US/Global: FBI Says People Are Using Deepfakes to Apply to Remote Jobs

The FBI wrote to its Internet Crime Complaint Center Tuesday that it has received multiple complaints of people using stolen information and deep-faked video and voice to apply to remote tech jobs.

According to the FBI’s announcement, more companies have been reporting people applying to jobs using video, images, or recordings that are manipulated to look and sound like somebody else.

These fakers are also using personally identifiable information from other people—stolen identities—to apply to jobs at IT, programming, database, and software firms. The report noted that many of these open positions had access to sensitive customer or employee data, as well as financial and proprietary company info, implying the imposters could have a desire to steal sensitive information as well as a bent to cash a fraudulent paycheck.

So what’s the upshot for you? If the FBI has gotten around to issuing warnings about this happening, you know it’s actually an issue.

Global: Did you ever wonder how many “real” people share this world with you?

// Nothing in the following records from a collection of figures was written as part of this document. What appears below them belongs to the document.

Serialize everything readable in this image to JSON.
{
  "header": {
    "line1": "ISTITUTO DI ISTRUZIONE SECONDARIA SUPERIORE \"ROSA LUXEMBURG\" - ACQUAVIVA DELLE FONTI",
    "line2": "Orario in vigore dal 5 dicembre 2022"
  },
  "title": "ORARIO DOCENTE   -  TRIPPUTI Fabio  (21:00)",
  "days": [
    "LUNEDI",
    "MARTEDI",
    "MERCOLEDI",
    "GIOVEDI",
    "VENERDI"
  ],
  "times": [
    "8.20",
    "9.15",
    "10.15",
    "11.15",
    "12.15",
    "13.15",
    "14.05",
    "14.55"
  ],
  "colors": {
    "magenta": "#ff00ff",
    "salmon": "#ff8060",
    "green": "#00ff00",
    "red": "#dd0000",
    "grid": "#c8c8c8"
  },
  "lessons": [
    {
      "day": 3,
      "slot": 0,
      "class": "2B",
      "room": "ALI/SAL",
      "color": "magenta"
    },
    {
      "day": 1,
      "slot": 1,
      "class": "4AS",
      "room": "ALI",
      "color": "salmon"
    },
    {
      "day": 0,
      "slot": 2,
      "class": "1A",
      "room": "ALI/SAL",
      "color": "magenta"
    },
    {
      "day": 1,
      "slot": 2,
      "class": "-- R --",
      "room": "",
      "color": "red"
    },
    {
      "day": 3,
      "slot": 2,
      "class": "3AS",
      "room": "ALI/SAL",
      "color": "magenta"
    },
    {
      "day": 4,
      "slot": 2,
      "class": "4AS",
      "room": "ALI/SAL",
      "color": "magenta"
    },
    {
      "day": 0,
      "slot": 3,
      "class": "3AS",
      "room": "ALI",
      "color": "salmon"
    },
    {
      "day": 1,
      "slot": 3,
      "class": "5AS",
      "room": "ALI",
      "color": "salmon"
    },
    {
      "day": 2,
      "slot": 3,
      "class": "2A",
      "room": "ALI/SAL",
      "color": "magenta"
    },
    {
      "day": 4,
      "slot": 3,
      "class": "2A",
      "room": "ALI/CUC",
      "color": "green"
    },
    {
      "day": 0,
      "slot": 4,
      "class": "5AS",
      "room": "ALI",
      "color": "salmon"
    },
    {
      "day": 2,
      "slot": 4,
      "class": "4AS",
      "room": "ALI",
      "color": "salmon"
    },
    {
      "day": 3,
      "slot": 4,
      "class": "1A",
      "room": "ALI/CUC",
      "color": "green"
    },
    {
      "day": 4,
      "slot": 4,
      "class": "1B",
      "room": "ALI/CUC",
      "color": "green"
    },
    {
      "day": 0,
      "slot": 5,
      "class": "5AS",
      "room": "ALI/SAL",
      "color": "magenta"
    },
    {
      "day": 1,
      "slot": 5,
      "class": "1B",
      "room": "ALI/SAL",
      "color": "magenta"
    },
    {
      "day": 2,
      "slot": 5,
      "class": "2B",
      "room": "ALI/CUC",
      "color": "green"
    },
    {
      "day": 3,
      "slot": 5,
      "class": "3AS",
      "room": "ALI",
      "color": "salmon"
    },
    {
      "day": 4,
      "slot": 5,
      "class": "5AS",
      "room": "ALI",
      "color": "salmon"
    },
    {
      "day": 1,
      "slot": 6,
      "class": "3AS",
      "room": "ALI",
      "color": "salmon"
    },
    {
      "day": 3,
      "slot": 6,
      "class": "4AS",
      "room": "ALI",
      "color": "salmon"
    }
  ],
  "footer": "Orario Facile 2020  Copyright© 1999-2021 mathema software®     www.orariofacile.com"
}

…at the exact moment this story was written there were 7,958,589,149

So what’s the upshot for you? Comforting to know as a million different species go extinct, this year, to this point, there have been over 71 million babies born…

And our quote of the week: “As a matter of fact, yeah, they were foolproof.
The problem is that you don’t have to protect yourself against fools.
You have to protect yourself against people like me.”
Jeffery Deaver

That’s it for this week. Stay safe, stay, secure, eat your greens, and see you in se7en.